Vou contar uma pequena estória que serve apenas para dizer o seguinte: há recalcamentos que nos tomam porque em estado infantil não compreendemos a frustração que se apodera de grande parte dos adultos e que, por consequência, marca negativamente as relações sociais dos vários tipos.
Quando era pequena cometi, entre muitas, duas pequeninas asneiras que gostaria agora de salientar. A primeira foi atirar com uma lata de lama para cima do vestido imaculadamente branco de uma menina que estava para ali ao pé de mim. A segunda foi ter levado uns bonecos em PVC dos desenhos animados de aventuras da casa de outra menina para a minha.
É de salientar que ambas as meninas não gostavam de andar de calças ou de calções e que tinham como preferência para as brincadeiras os tachos e as panelas em miniatura, bem como as bonecas.
Ora, começando pelas bonecas, estas, dada a rigidez, sempre me pareceram representações de pessoas acabadas de morrer (e que, portanto, ainda têm cores no rosto e nas vestes), sendo certo que os tachos e as panelas pequeninos em plástico apareciam-me também como verdadeiras inutilidades porque, afinal, nem sequer dava para estrelar um ovo a sério.
O que eu gostava realmente era de jogar à bola e subir árvores, entre outras atividades similares. E, na televisão, fixava-me em reproduções onde estivesse presente a aventura, o humor ou a pancadaria (v.g. os looney tunes).
A verdade é que, à vez, de acordo com o tempo de cada acontecimento, as mães das meninas “minhas“ vítimas, foram falar com a minha mãe, para, pensei eu, vitimizar ainda mais as ditas. Usaram, pois, discursos semihistéricos, cujo objetivo principal parecia ser, na verdade, diabolizar-me. Com efeito, quer uma quer outra aproveitaram os pretextos que as levaram ali para criticar quase tudo o que eu fazia.
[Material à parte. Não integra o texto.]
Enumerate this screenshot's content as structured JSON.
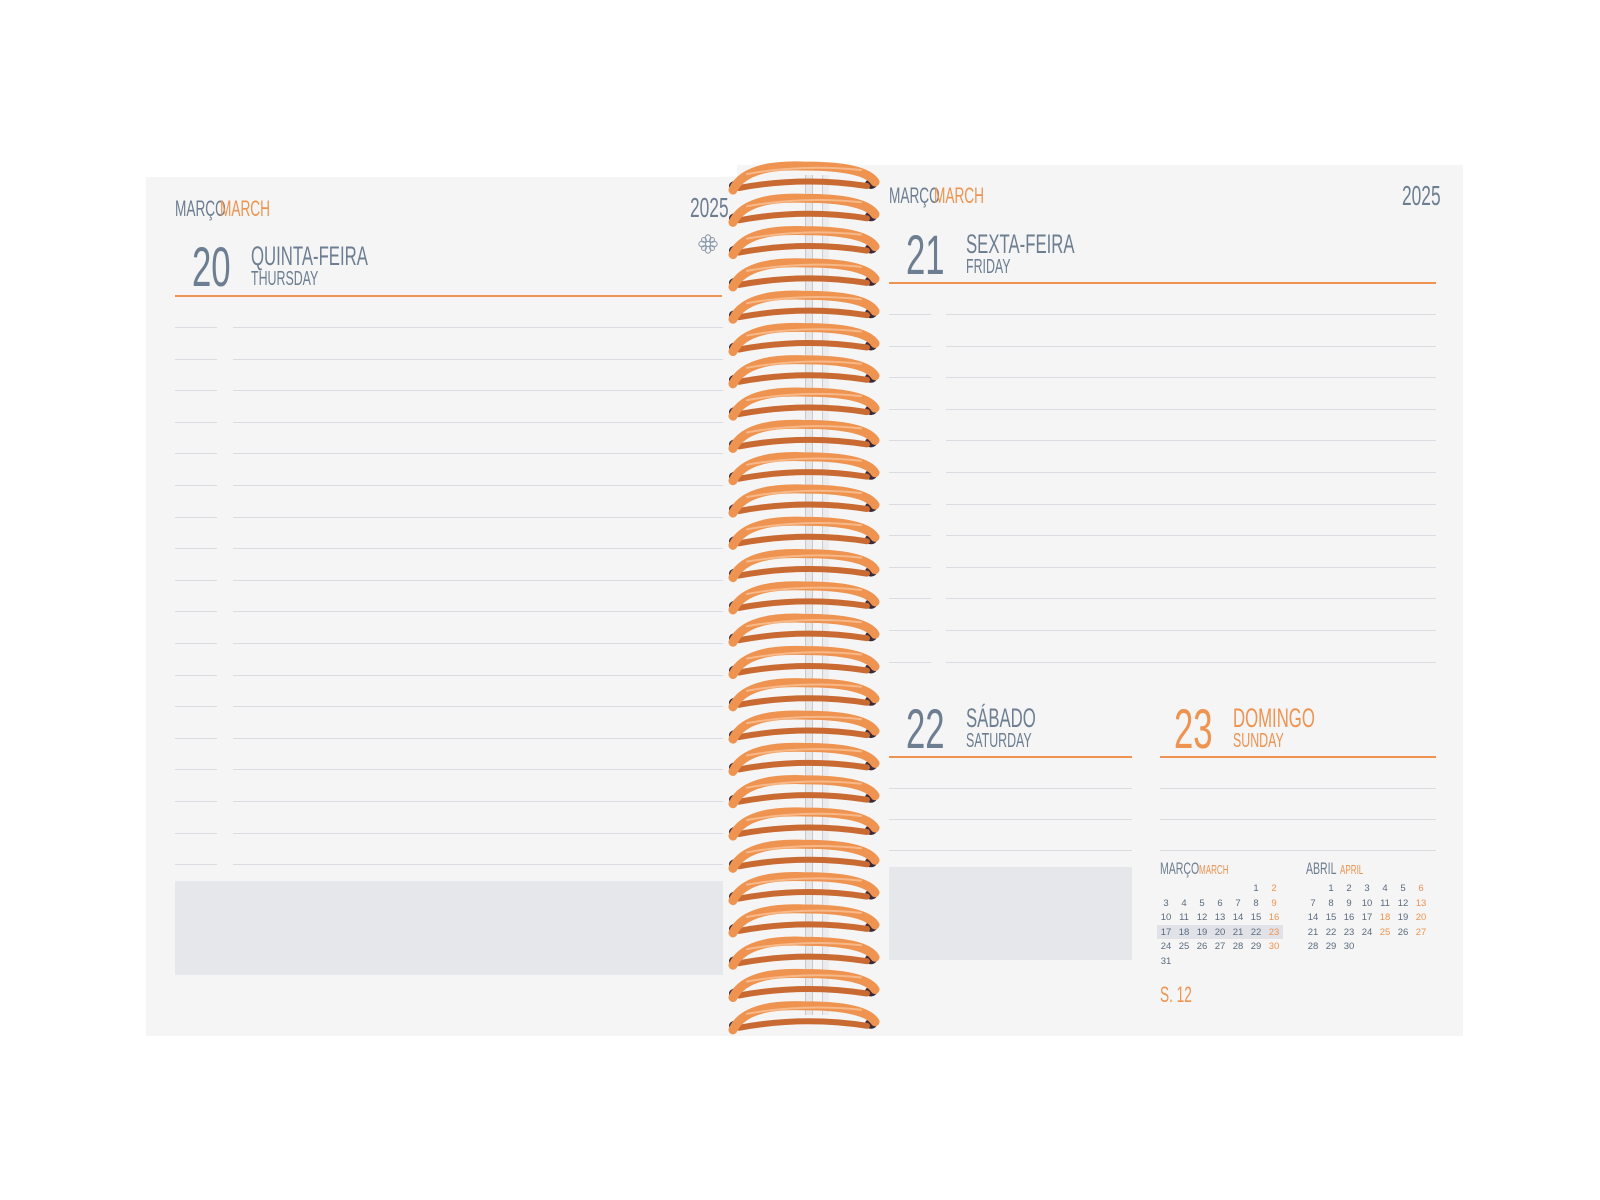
{
  "left_page": {
    "month_pt": "MARÇO",
    "month_en": "MARCH",
    "year": "2025",
    "icon": "flower-icon",
    "day": {
      "number": "20",
      "name_pt": "QUINTA-FEIRA",
      "name_en": "THURSDAY"
    }
  },
  "right_page": {
    "month_pt": "MARÇO",
    "month_en": "MARCH",
    "year": "2025",
    "friday": {
      "number": "21",
      "name_pt": "SEXTA-FEIRA",
      "name_en": "FRIDAY"
    },
    "saturday": {
      "number": "22",
      "name_pt": "SÁBADO",
      "name_en": "SATURDAY"
    },
    "sunday": {
      "number": "23",
      "name_pt": "DOMINGO",
      "name_en": "SUNDAY"
    },
    "week_label": "S. 12"
  },
  "mini_calendars": [
    {
      "month_pt": "MARÇO",
      "month_en": "MARCH",
      "weeks": [
        [
          "",
          "",
          "",
          "",
          "",
          "1",
          "2"
        ],
        [
          "3",
          "4",
          "5",
          "6",
          "7",
          "8",
          "9"
        ],
        [
          "10",
          "11",
          "12",
          "13",
          "14",
          "15",
          "16"
        ],
        [
          "17",
          "18",
          "19",
          "20",
          "21",
          "22",
          "23"
        ],
        [
          "24",
          "25",
          "26",
          "27",
          "28",
          "29",
          "30"
        ],
        [
          "31",
          "",
          "",
          "",
          "",
          "",
          ""
        ]
      ],
      "highlight_week": 3,
      "orange_days": [
        "2",
        "9",
        "16",
        "23",
        "30"
      ]
    },
    {
      "month_pt": "ABRIL",
      "month_en": "APRIL",
      "weeks": [
        [
          "",
          "1",
          "2",
          "3",
          "4",
          "5",
          "6"
        ],
        [
          "7",
          "8",
          "9",
          "10",
          "11",
          "12",
          "13"
        ],
        [
          "14",
          "15",
          "16",
          "17",
          "18",
          "19",
          "20"
        ],
        [
          "21",
          "22",
          "23",
          "24",
          "25",
          "26",
          "27"
        ],
        [
          "28",
          "29",
          "30",
          "",
          "",
          "",
          ""
        ]
      ],
      "highlight_week": -1,
      "orange_days": [
        "6",
        "13",
        "18",
        "20",
        "25",
        "27"
      ]
    }
  ],
  "colors": {
    "accent": "#ee9350",
    "text": "#6d7e92",
    "page": "#f4f5f4",
    "note": "#e6e7ea",
    "line": "#d9dde2"
  }
}
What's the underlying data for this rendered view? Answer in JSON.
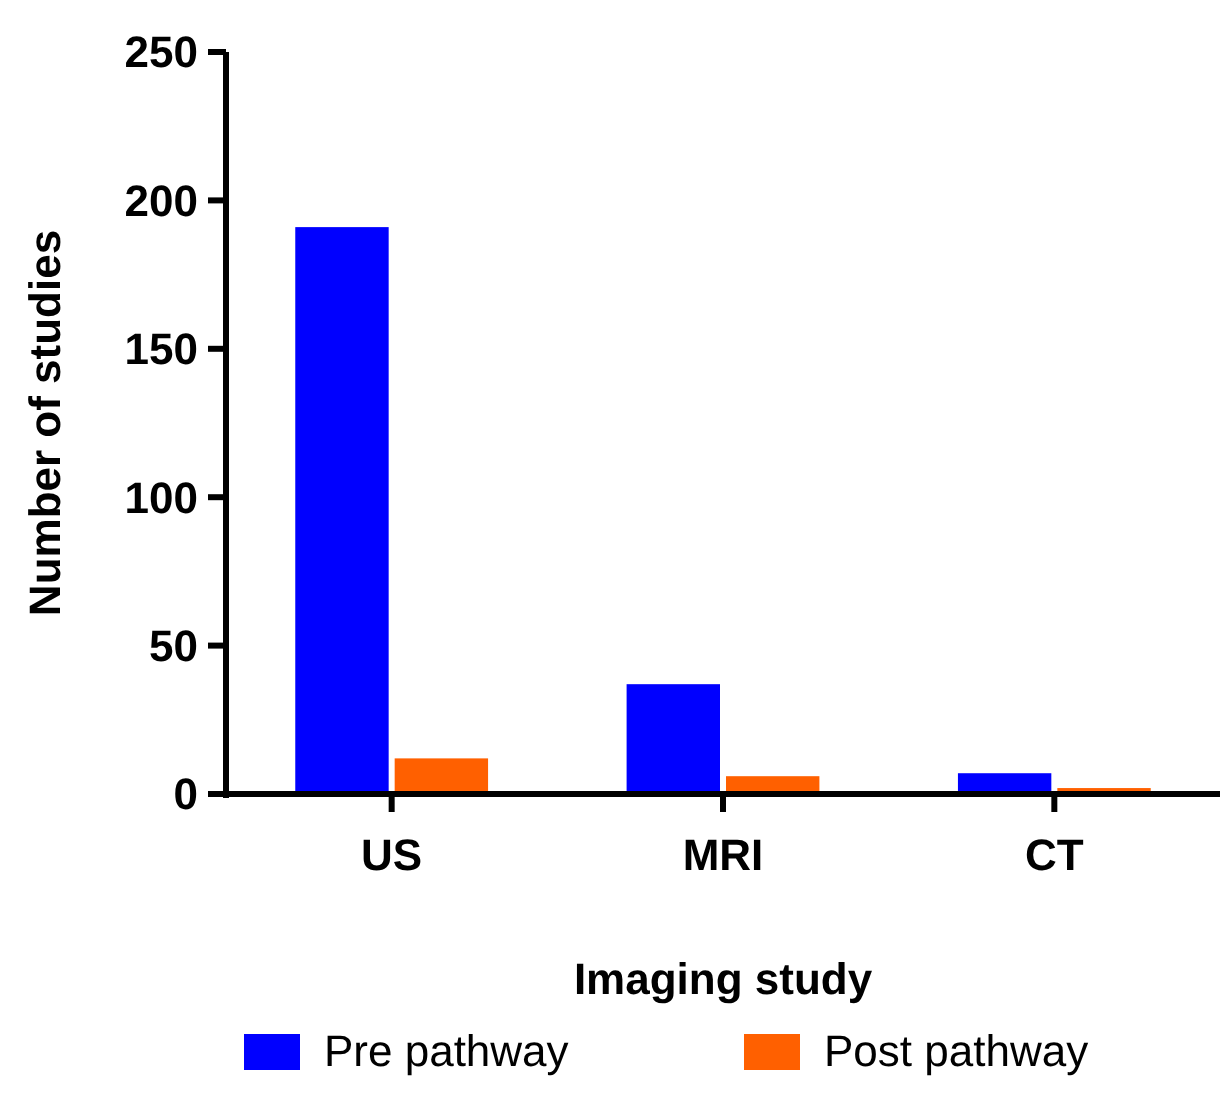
{
  "chart_data": {
    "type": "bar",
    "xlabel": "Imaging study",
    "ylabel": "Number of studies",
    "categories": [
      "US",
      "MRI",
      "CT"
    ],
    "series": [
      {
        "name": "Pre pathway",
        "color": "#0000ff",
        "values": [
          191,
          37,
          7
        ]
      },
      {
        "name": "Post pathway",
        "color": "#ff6000",
        "values": [
          12,
          6,
          2
        ]
      }
    ],
    "ylim": [
      0,
      250
    ],
    "yticks": [
      0,
      50,
      100,
      150,
      200,
      250
    ],
    "grid": false,
    "legend": "bottom"
  }
}
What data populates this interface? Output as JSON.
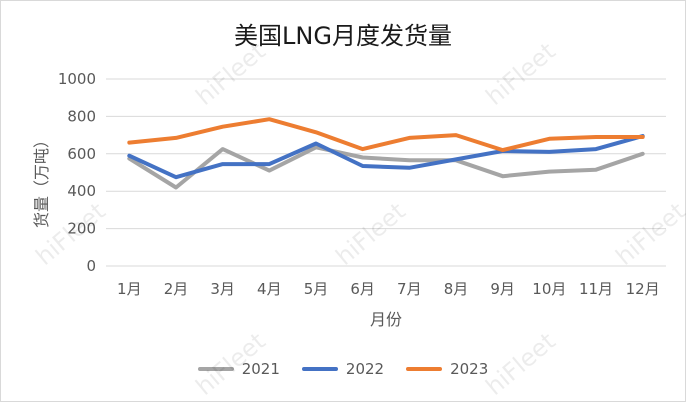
{
  "watermark": "hiFleet",
  "chart_data": {
    "type": "line",
    "title": "美国LNG月度发货量",
    "xlabel": "月份",
    "ylabel": "货量（万吨）",
    "categories": [
      "1月",
      "2月",
      "3月",
      "4月",
      "5月",
      "6月",
      "7月",
      "8月",
      "9月",
      "10月",
      "11月",
      "12月"
    ],
    "ylim": [
      0,
      1000
    ],
    "yticks": [
      0,
      200,
      400,
      600,
      800,
      1000
    ],
    "grid": true,
    "legend_position": "bottom",
    "series": [
      {
        "name": "2021",
        "color": "#a5a5a5",
        "values": [
          575,
          420,
          625,
          510,
          635,
          580,
          565,
          565,
          480,
          505,
          515,
          600
        ]
      },
      {
        "name": "2022",
        "color": "#4472c4",
        "values": [
          590,
          475,
          545,
          545,
          655,
          535,
          525,
          570,
          615,
          610,
          625,
          695
        ]
      },
      {
        "name": "2023",
        "color": "#ed7d31",
        "values": [
          660,
          685,
          745,
          785,
          715,
          625,
          685,
          700,
          620,
          680,
          690,
          690
        ]
      }
    ]
  }
}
O facto é que a minha mãe adotou uma atitude complacente perante estas mulheres, maneando a cabeça em sinal de assentimento ao que elas iam dizendo, procurando assim evitar conflitos inúteis. E tudo porque a mãe bem sabia que as críticas iam direitinhas para ela. Porque, enfim, a culpa é sempre da mãe.
O que realmente lhe estavam a dizer aquelas duas, percebo eu hoje, é que as mulheres, especialmente as mães, não deviam trabalhar fora de casa porque o seu papel na sociedade se esgota nas atenções da mais diversas espécies que têm que votar aos maridos e aos filhos. Uma mulher trabalhadora é uma mãe desleixada. Ponto final.
Estiveram, portanto, a chamar desleixada à minha mãe através de mim. No entanto, quando cada mulher saiu no seu dia de lá entrar, das duas vezes, a mãe fechou a porta e sorriu-me imediatamente. E, no que toca aos bonecos, disse-me ainda que eram muito giros, pelo que me compreendia.